Re: Improve pg_sync_replication_slots() to wait for primary to advance

Ashutosh Bapat <ashutosh.bapat.oss@gmail.com>

From: Ashutosh Bapat <ashutosh.bapat.oss@gmail.com>
To: Ashutosh Sharma <ashu.coek88@gmail.com>
Cc: Ajin Cherian <itsajin@gmail.com>, shveta malik <shveta.malik@gmail.com>, Amit Kapila <amit.kapila16@gmail.com>, PostgreSQL mailing lists <pgsql-hackers@postgresql.org>
Date: 2025-09-08T04:20:04Z
Lists: pgsql-hackers

Commits

Same data as JSON: GET /api/v1/messages/:b64id/commits the thread's linked commits as JSON, with link sources. API reference →
  1. Enhance slot synchronization API to respect promotion signal.

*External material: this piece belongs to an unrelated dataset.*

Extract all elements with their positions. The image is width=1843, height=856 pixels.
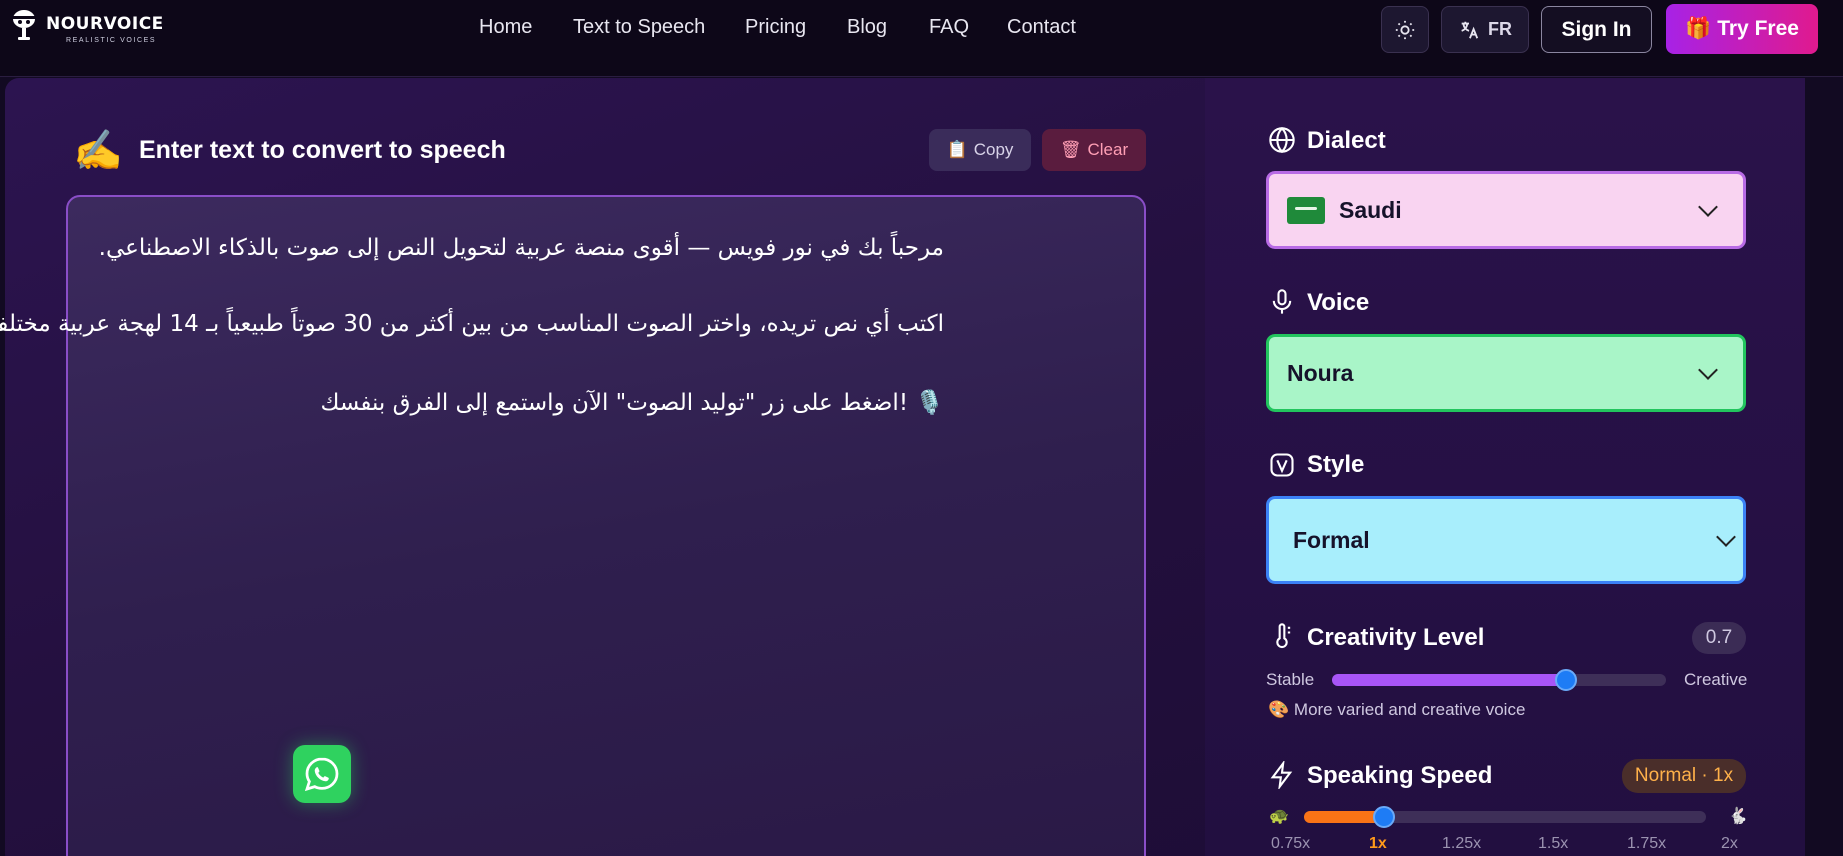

  2. Fix inconsistent elevel in pg_sync_replication_slots() retry logic.

  3. Refactor slot synchronization logic in slotsync.c.

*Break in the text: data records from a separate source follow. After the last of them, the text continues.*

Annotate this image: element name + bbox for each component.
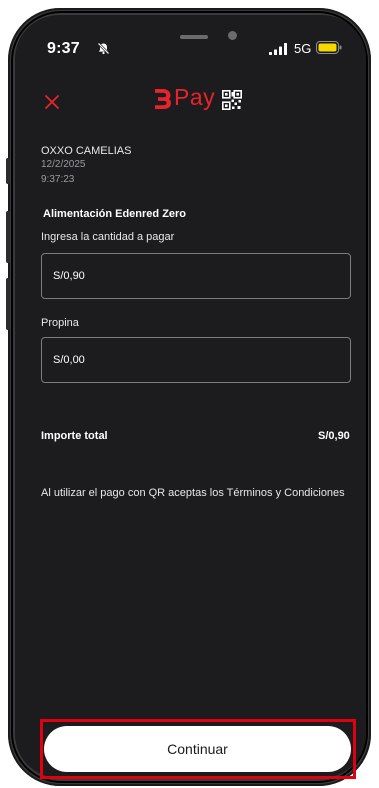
front-camera (228, 31, 237, 40)
tip-input[interactable] (41, 337, 351, 383)
card-name: Alimentación Edenred Zero (43, 208, 187, 220)
volume-up-button (6, 211, 10, 263)
brand-logo-icon (155, 89, 171, 109)
transaction-date: 12/2/2025 (41, 159, 86, 170)
total-label: Importe total (41, 430, 108, 442)
signal-icon (269, 43, 287, 55)
speaker-grille (180, 35, 208, 39)
continue-button[interactable]: Continuar (44, 726, 351, 772)
total-value: S/0,90 (318, 430, 350, 442)
network-label: 5G (294, 41, 312, 56)
terms-text[interactable]: Al utilizar el pago con QR aceptas los T… (41, 487, 345, 499)
brand-logo-text: Pay (174, 84, 216, 110)
bell-slash-icon (97, 42, 110, 55)
tip-label: Propina (41, 317, 79, 329)
merchant-name: OXXO CAMELIAS (41, 145, 132, 157)
amount-label: Ingresa la cantidad a pagar (41, 231, 175, 243)
amount-input[interactable] (41, 253, 351, 299)
battery-icon (316, 41, 342, 54)
volume-down-button (6, 278, 10, 330)
transaction-time: 9:37:23 (41, 174, 75, 185)
silent-switch (6, 158, 10, 184)
qr-code-icon[interactable] (222, 90, 242, 110)
status-time: 9:37 (47, 40, 80, 57)
close-icon[interactable] (45, 95, 59, 109)
app-screen (15, 15, 366, 778)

  4. Fix intermittent BF failure in 040_standby_failover_slots_sync.

  5. Add retry logic to pg_sync_replication_slots().

  6. Fix LOCK_TIMEOUT handling in slotsync worker.

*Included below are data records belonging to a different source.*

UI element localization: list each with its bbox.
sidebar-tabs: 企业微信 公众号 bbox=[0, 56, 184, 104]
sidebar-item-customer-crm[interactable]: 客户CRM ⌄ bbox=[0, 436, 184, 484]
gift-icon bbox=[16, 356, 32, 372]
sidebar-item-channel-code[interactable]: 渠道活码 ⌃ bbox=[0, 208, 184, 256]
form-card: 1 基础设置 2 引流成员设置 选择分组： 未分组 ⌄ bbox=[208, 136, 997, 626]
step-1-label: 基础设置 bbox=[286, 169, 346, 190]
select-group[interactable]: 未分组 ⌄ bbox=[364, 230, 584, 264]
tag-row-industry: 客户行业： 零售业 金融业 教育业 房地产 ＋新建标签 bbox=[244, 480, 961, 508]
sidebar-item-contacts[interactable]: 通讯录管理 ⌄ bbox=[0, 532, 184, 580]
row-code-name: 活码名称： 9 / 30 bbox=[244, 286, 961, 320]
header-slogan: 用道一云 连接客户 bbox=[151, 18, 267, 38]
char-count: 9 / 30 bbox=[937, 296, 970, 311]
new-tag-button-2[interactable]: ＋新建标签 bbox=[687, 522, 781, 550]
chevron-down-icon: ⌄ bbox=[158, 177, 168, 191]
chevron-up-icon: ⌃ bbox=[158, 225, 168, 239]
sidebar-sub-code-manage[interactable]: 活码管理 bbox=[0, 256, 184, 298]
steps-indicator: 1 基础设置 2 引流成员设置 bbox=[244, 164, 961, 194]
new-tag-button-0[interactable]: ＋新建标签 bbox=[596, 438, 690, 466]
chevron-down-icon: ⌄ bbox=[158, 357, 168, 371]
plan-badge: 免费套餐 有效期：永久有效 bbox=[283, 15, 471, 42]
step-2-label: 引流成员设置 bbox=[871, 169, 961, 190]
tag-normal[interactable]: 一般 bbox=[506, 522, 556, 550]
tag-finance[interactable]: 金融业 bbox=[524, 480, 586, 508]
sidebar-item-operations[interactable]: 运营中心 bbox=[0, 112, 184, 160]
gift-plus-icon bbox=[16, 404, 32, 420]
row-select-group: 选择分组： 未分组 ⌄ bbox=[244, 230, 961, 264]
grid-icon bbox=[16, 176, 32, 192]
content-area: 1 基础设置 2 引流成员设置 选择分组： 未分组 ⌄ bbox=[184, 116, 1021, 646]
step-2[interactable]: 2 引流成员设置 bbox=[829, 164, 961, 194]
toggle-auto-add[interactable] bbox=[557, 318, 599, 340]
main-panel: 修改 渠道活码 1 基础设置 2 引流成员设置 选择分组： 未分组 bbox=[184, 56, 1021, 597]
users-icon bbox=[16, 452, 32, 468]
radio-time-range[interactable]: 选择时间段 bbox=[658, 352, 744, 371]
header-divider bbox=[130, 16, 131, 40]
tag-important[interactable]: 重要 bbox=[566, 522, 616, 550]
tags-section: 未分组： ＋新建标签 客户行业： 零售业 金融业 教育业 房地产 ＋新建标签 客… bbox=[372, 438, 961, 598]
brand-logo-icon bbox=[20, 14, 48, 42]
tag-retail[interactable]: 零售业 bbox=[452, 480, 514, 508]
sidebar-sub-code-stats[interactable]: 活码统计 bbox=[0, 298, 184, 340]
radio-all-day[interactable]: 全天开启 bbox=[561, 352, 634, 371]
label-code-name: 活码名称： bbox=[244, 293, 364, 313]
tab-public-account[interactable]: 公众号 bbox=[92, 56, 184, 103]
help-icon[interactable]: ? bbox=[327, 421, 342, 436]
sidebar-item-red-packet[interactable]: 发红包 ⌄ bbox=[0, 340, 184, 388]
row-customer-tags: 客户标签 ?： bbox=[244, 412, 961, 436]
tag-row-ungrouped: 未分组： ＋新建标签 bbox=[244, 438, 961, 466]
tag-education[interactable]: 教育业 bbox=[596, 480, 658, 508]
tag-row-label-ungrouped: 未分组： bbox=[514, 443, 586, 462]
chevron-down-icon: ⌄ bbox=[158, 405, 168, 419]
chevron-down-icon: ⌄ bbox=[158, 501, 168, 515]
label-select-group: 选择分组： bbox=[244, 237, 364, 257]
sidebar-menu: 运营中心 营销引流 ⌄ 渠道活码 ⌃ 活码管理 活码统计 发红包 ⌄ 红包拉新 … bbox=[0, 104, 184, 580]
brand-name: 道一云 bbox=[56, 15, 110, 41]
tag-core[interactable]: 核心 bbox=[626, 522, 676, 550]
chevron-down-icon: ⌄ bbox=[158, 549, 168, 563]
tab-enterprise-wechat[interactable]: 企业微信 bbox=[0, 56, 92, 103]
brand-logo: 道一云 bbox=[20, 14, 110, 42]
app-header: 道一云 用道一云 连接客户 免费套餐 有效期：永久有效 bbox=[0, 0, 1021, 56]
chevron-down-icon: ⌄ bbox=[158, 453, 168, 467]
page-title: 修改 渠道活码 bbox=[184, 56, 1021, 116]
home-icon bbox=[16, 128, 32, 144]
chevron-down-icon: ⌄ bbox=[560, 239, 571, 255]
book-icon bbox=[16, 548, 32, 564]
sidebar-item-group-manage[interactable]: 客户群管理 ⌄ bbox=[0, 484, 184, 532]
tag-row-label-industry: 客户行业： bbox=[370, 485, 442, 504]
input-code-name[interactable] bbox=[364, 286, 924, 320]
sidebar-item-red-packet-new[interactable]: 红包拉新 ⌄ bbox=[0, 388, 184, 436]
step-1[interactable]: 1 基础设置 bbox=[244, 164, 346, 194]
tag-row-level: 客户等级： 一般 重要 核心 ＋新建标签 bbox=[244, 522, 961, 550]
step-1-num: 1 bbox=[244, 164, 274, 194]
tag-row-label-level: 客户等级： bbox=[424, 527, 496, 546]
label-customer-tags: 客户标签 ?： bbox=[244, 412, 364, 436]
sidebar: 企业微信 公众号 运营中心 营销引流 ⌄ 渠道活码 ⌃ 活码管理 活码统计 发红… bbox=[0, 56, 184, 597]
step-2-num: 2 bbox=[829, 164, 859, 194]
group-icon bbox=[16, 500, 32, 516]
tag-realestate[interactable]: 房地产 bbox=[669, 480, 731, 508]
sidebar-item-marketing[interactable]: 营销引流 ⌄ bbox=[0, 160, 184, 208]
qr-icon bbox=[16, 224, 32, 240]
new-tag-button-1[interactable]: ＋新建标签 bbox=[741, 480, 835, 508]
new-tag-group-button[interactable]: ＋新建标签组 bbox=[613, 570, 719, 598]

  7. Add slotsync skip statistics.

On Sat, Sep 6, 2025 at 12:05 AM Ashutosh Sharma <ashu.coek88@gmail.com> wrote:
>
> On Fri, Sep 5, 2025 at 6:52 PM Ashutosh Bapat
> <ashutosh.bapat.oss@gmail.com> wrote:
> >
> > On Wed, Sep 3, 2025 at 11:58 AM Ajin Cherian <itsajin@gmail.com> wrote:
> > >
> > > I've tested this and I see that interrupts are being handled by
> > > sending SIGQUIT and SIGINT to the backend process.
> >
> > Can you please point me to the code (the call to
> > CHECK_FOR_INTERRUPTS()) which processes these interrupts while
> > pg_sync_replication_slots() is executing, especially when the function
> > is waiting while syncing a slot.
> >
>
> I noticed that the function libpqrcv_processTuples, which is invoked
> by fetch_remote_slots, includes a CHECK_FOR_INTERRUPTS call. This is
> currently helping in processing interrupts while we are in an infinite
> loop within SyncReplicationSlots(). I’m just pointing this out based
> on my observation while reviewing the changes in this patch. Ajin,
> please correct me if I’m mistaken. If not, can we always rely on this
> particular check for interrupts.

It doesn't seem good to rely on CHECKF_FOR_INTERRUPTS from so far
away. It's better to have one being called from SyncReplicationSlots()
which has the wait loop. That's how the other functions which have
potentially long wait loops do.

-- 
Best Wishes,
Ashutosh Bapat